Identification of homophenylalanine biosynthetic genes from the cyanobacterium Nostoc punctiforme PCC73102 and application to its microbial production by Escherichia coli

Abstract

L-Homophenylalanine (L-Hph) is a useful chiral building block for synthesis of several drugs, including angiotensin-converting enzyme inhibitors and the novel proteasome inhibitor carfilzomib. While the chemoenzymatic route of synthesis is fully developed, we investigated microbial production of L-Hph to explore the possibility of a more efficient and sustainable approach to L-Hph production. We hypothesized that L-Hph is synthesized from L-Phe via a mechanism homologous to 3-methyl-2-oxobutanoic acid conversion to 4-methyl-2-oxopentanoic acid during leucine biosynthesis. Based on bioinformatics analysis, we found three putative homophenylalanine biosynthesis genes, hphA (Npun_F2464), hphB (Npun_F2457), and hphCD (Npun_F2458), in the cyanobacterium Nostoc punctiforme PCC73102, located around the gene cluster responsible for anabaenopeptin biosynthesis.

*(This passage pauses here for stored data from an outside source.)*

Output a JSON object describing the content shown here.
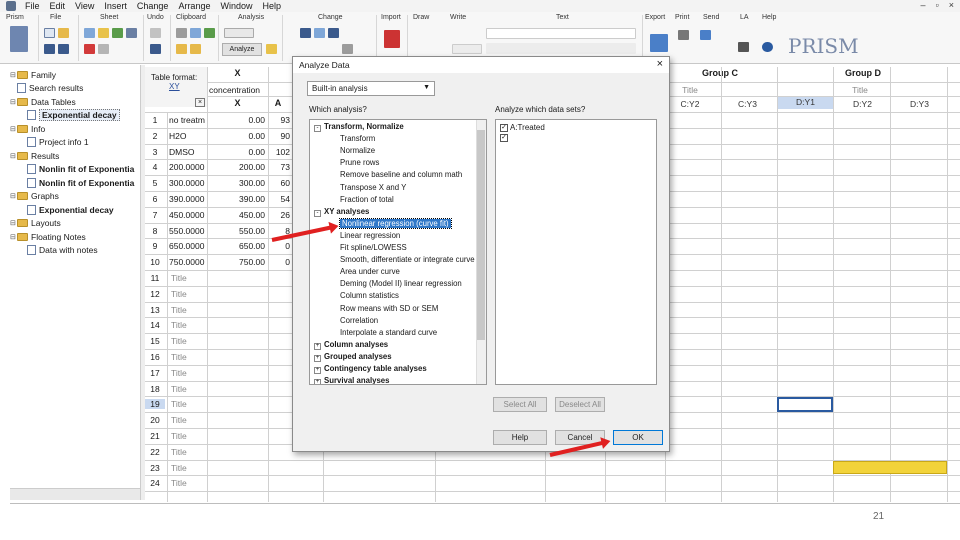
{
  "menu": [
    "Prism",
    "File",
    "Edit",
    "View",
    "Insert",
    "Change",
    "Arrange",
    "Window",
    "Help"
  ],
  "ribbon_groups": [
    "Prism",
    "File",
    "Sheet",
    "Undo",
    "Clipboard",
    "Analysis",
    "Change",
    "Import",
    "Draw",
    "Write",
    "Text",
    "Export",
    "Print",
    "Send",
    "LA",
    "Help"
  ],
  "ribbon_analyze": "Analyze",
  "brand": "PRISM",
  "navigator": [
    {
      "label": "Family",
      "type": "folder",
      "indent": 0
    },
    {
      "label": "Search results",
      "type": "sheet",
      "indent": 0
    },
    {
      "label": "Data Tables",
      "type": "folder",
      "indent": 0
    },
    {
      "label": "Exponential decay",
      "type": "sheet",
      "indent": 1,
      "selected": true
    },
    {
      "label": "Info",
      "type": "folder",
      "indent": 0
    },
    {
      "label": "Project info 1",
      "type": "sheet",
      "indent": 1
    },
    {
      "label": "Results",
      "type": "folder",
      "indent": 0
    },
    {
      "label": "Nonlin fit of Exponentia",
      "type": "sheet",
      "indent": 1,
      "bold": true
    },
    {
      "label": "Nonlin fit of Exponentia",
      "type": "sheet",
      "indent": 1,
      "bold": true
    },
    {
      "label": "Graphs",
      "type": "folder",
      "indent": 0
    },
    {
      "label": "Exponential decay",
      "type": "sheet",
      "indent": 1,
      "bold": true
    },
    {
      "label": "Layouts",
      "type": "folder",
      "indent": 0
    },
    {
      "label": "Floating Notes",
      "type": "folder",
      "indent": 0
    },
    {
      "label": "Data with notes",
      "type": "sheet",
      "indent": 1
    }
  ],
  "table": {
    "format_label": "Table format:",
    "format_value": "XY",
    "col_x": "X",
    "x_title": "concentration",
    "x_sub": "X",
    "col_a": "A",
    "row_titles": [
      "no treatm",
      "H2O",
      "DMSO",
      "200.0000",
      "300.0000",
      "390.0000",
      "450.0000",
      "550.0000",
      "650.0000",
      "750.0000"
    ],
    "x_values": [
      "0.00",
      "0.00",
      "0.00",
      "200.00",
      "300.00",
      "390.00",
      "450.00",
      "550.00",
      "650.00",
      "750.00"
    ],
    "a_values": [
      "93",
      "90",
      "102",
      "73",
      "60",
      "54",
      "26",
      "8",
      "0",
      "0"
    ],
    "title_placeholder": "Title",
    "row_count": 24,
    "group_c": "Group C",
    "group_d": "Group D",
    "group_d_title": "Title",
    "group_c_title": "Title",
    "sub_c": [
      "C:Y2",
      "C:Y3"
    ],
    "sub_d": [
      "D:Y1",
      "D:Y2",
      "D:Y3"
    ]
  },
  "dialog": {
    "title": "Analyze Data",
    "close": "×",
    "select_value": "Built-in analysis",
    "which_label": "Which analysis?",
    "datasets_label": "Analyze which data sets?",
    "tree": [
      {
        "label": "Transform, Normalize",
        "cat": true,
        "sign": "-"
      },
      {
        "label": "Transform"
      },
      {
        "label": "Normalize"
      },
      {
        "label": "Prune rows"
      },
      {
        "label": "Remove baseline and column math"
      },
      {
        "label": "Transpose X and Y"
      },
      {
        "label": "Fraction of total"
      },
      {
        "label": "XY analyses",
        "cat": true,
        "sign": "-"
      },
      {
        "label": "Nonlinear regression (curve fit)",
        "highlight": true
      },
      {
        "label": "Linear regression"
      },
      {
        "label": "Fit spline/LOWESS"
      },
      {
        "label": "Smooth, differentiate or integrate curve"
      },
      {
        "label": "Area under curve"
      },
      {
        "label": "Deming (Model II) linear regression"
      },
      {
        "label": "Column statistics"
      },
      {
        "label": "Row means with SD or SEM"
      },
      {
        "label": "Correlation"
      },
      {
        "label": "Interpolate a standard curve"
      },
      {
        "label": "Column analyses",
        "cat": true,
        "sign": "+"
      },
      {
        "label": "Grouped analyses",
        "cat": true,
        "sign": "+"
      },
      {
        "label": "Contingency table analyses",
        "cat": true,
        "sign": "+"
      },
      {
        "label": "Survival analyses",
        "cat": true,
        "sign": "+"
      }
    ],
    "datasets": [
      "A:Treated",
      ""
    ],
    "select_all": "Select All",
    "deselect_all": "Deselect All",
    "help": "Help",
    "cancel": "Cancel",
    "ok": "OK"
  },
  "page_number": "21",
  "colors": {
    "highlight": "#3078c8",
    "arrow": "#e02020",
    "selected_header": "#c9d9f0",
    "yellow": "#f2d33a"
  }
}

We constructed Escherichia coli strains harboring hphABCD-expressing plasmids and achieved the fermentative production of L-Hph from L-Phe. To our knowledge, this is the first identification of the genes responsible for homophenylalanine synthesis in any organism. Furthermore, to improve the low conversion efficiency of the initial strain, we optimized the expression of hphA, hphB, and hphCD, which increased the yield to ∼630 mg/liter. The L-Hph biosynthesis and L-Leu biosynthesis genes from E. coli were also compared. This analysis revealed that HphB has comparatively relaxed substrate specificity and can perform the function of LeuB, but HphA and HphCD show tight substrate specificity and cannot complement the LeuA and LeuC/LeuD functions, and vice versa. Finally, the range of substrate tolerance of the L-Hph-producing strain was examined, which showed that m-fluorophenylalanine, o-fluorophenylalanine, and L-tyrosine were accepted as substrates and that the corresponding homoamino acids were generated.

Fig 1

Locations of l-Hph biosynthesis genes in the anabaenopeptin synthetase cluster of N. punctiforme PCC73102 (A) and the proposed l-Hph biosynthetic pathway mediated by HphA, HphCD, HphB, and aromatic aminotransferase (ATase) in a similar route to leucine biosynthesis (B). The proposed Hph biosynthetic pathway is as follows. l-Phe is converted into phenylpyruvic acid via a transamination reaction mediated by an aminotransferase, such as tyrosine aminotransferase (TyrB). Phenylpyruvic acid is condensed with acetyl-coenzyme A (CoA) catalyzed by HphA, and the resulting thioester is spontaneously hydrolyzed, leading to 2-BMA. 2-BMA is converted into 3-BMA (3-benzylmalic acid) via isomerization of a hydroxyl group mediated by HphCD. The hydroxyl moiety of 3-BMA is oxidized by HphB, followed by spontaneous decarboxylation, producing 2-oxo-phenylbutanoic acid (2-OPB). Finally, 2-OPB is converted into l-Hph via a transamination reaction mediated by an aminotransferase, such as TyrB.

Fig 2

HPLC chromatogram of supernatants obtained from fermentative broths of E. coli W3110 expressing the corresponding Hph proteins. Line 1, HphCD expression only; line 2, HphA and HphCD expression; line 3, HphA, HphCD, and HphB expression; line 4, l-Hph standard (1 g/liter). l-Hph and l-Phe elute at 8.1 and 5.2 min, respectively. The peak at 16.1 min is 2-BMA.

Fig 3

Improvement of l-Hph production by E. coli W3110 strains harboring the various plasmids listed in Table 2. The error bars represent standard deviations (SD) of the mean of three independent experiments.

Fig 4

Complementation experiments with Hph and Leu biosynthesis genes. (A) Growth (OD₆₆₀) of leu gene-deficient mutants and mutants complemented with the corresponding hph gene, as listed in Table 3, in M9 medium. The error bars represent SD of the mean of three independent experiments. (B) l-Hph production by strains containing hph and leu gene combinations as listed in Table 3. The yields of l-Hph are calculated as the average of two independent experiments, the values of which are within 10% error.

Fig 5

Classification of substrates used to examine the substrate specificity of the l-Hph-producing system. dl-m-Fluoro-Phe, dl-o-fluoro-Phe, and l-Tyr are converted into the corresponding homoamino acids. β-Methyl-Phe, l-phenylglycine, l-p-iodo-Phe, l-p-nitro-Phe, and l-Trp could not produce the homoamino acids or the biosynthetic intermediates.